# Thousand Trails Soledad Canyon For Memorial Day We



## Mgonzo2u (Aug 3, 2004)

Taking the BIL and my family out for some RR at our Thousand Trails Soledad Canyon preserve. Weather looks accomodating and the rig is spit shined and ready to go.

http://www.thousandtrails.com/site/page/pg3487-as22.html

Happy camping to all!


----------



## California Jim (Dec 11, 2003)

Have a great trip Gonzo. We have yet to get out to Soledad. Maybe next year as this year is already pretty much booked up believe it or not. Enjoy


----------



## Mgonzo2u (Aug 3, 2004)

CJ,

I have met more than one family at other TT preserves that tell me that Soledad Canyon is their favorite So Cal preserve.

I guess I'll find out for myself.
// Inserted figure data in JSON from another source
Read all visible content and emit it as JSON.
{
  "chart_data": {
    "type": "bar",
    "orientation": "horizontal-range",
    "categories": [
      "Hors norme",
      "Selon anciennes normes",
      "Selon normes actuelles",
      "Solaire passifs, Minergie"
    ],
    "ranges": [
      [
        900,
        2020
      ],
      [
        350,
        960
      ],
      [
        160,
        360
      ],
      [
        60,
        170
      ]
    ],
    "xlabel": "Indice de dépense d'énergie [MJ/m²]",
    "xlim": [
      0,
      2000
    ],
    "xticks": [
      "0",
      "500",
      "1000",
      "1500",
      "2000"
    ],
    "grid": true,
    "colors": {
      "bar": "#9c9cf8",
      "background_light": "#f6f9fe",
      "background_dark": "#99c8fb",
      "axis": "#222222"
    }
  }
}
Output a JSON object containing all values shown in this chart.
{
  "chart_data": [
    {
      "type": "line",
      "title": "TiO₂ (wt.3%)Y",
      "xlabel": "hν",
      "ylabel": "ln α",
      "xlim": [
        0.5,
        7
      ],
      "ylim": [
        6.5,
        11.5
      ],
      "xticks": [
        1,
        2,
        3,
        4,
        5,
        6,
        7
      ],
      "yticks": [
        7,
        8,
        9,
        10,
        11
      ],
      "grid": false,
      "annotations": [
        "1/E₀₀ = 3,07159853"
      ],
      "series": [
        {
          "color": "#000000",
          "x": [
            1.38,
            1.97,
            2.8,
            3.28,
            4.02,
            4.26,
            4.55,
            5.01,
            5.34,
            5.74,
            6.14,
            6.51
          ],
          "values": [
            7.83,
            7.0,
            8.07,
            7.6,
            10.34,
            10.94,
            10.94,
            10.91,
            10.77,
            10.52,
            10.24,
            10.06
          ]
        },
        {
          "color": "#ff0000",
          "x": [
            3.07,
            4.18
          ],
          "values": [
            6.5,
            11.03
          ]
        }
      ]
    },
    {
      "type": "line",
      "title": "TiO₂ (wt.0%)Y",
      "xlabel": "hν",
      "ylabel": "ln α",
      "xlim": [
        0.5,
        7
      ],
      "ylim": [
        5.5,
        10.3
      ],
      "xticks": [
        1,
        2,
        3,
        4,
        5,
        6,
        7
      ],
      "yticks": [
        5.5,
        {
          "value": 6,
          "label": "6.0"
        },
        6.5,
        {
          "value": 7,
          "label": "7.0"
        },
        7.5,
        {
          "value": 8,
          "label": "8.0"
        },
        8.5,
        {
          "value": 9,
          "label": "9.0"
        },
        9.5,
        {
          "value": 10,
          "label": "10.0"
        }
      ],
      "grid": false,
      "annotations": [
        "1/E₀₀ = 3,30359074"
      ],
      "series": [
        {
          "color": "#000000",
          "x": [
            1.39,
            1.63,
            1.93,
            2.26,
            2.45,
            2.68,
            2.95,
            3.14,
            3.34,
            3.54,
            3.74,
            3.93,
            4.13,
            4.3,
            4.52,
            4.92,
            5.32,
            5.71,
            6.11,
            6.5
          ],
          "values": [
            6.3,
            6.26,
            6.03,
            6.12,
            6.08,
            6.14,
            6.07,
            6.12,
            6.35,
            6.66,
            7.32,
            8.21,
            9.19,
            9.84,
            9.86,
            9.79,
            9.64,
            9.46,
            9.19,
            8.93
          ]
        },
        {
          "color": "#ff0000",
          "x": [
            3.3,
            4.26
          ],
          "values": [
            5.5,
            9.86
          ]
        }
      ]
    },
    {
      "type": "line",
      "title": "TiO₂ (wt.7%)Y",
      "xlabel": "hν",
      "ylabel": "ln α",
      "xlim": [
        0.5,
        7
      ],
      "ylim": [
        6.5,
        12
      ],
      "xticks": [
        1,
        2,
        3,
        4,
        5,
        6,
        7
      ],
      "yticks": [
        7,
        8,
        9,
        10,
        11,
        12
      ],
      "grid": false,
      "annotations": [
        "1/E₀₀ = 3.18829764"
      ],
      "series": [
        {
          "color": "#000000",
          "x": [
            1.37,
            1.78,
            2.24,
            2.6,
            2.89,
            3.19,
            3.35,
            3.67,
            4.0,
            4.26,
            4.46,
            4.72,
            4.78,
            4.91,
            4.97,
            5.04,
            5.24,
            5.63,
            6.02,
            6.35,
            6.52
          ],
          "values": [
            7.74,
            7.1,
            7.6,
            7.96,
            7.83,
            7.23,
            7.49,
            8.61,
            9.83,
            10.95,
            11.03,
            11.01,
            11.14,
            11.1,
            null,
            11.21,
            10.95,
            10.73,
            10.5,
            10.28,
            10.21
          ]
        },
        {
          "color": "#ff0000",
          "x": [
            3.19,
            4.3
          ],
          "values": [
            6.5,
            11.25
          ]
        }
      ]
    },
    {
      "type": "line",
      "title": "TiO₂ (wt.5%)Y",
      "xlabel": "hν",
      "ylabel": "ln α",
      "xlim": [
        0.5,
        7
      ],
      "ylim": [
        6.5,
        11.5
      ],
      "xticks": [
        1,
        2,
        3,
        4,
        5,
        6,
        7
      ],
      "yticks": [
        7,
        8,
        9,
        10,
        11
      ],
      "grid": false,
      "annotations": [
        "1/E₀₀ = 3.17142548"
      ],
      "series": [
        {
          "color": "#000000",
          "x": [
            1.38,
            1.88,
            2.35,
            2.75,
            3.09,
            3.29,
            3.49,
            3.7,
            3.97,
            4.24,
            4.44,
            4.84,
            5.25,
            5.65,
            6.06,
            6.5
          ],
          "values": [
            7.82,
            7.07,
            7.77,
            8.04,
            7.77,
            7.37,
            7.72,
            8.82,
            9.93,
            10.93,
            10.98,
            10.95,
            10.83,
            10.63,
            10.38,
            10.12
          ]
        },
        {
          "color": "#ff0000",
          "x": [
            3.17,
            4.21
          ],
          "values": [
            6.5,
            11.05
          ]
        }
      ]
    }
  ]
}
Personally, I like the TT Idyllwild preserve the best thus far out of the So Cal options.


----------



## California Jim (Dec 11, 2003)

Same here, Idyllwild is very nice. We also really liked and want to go back to Rancho Oso again this year. Both my little ones keep bugging me about riding horses again and know "Rancho Oso" by name







Guess we are heading back there







The campground itself is nothing fantastic, but you can do easy day trips to Santa Barbara and Solvang.

It's all good


----------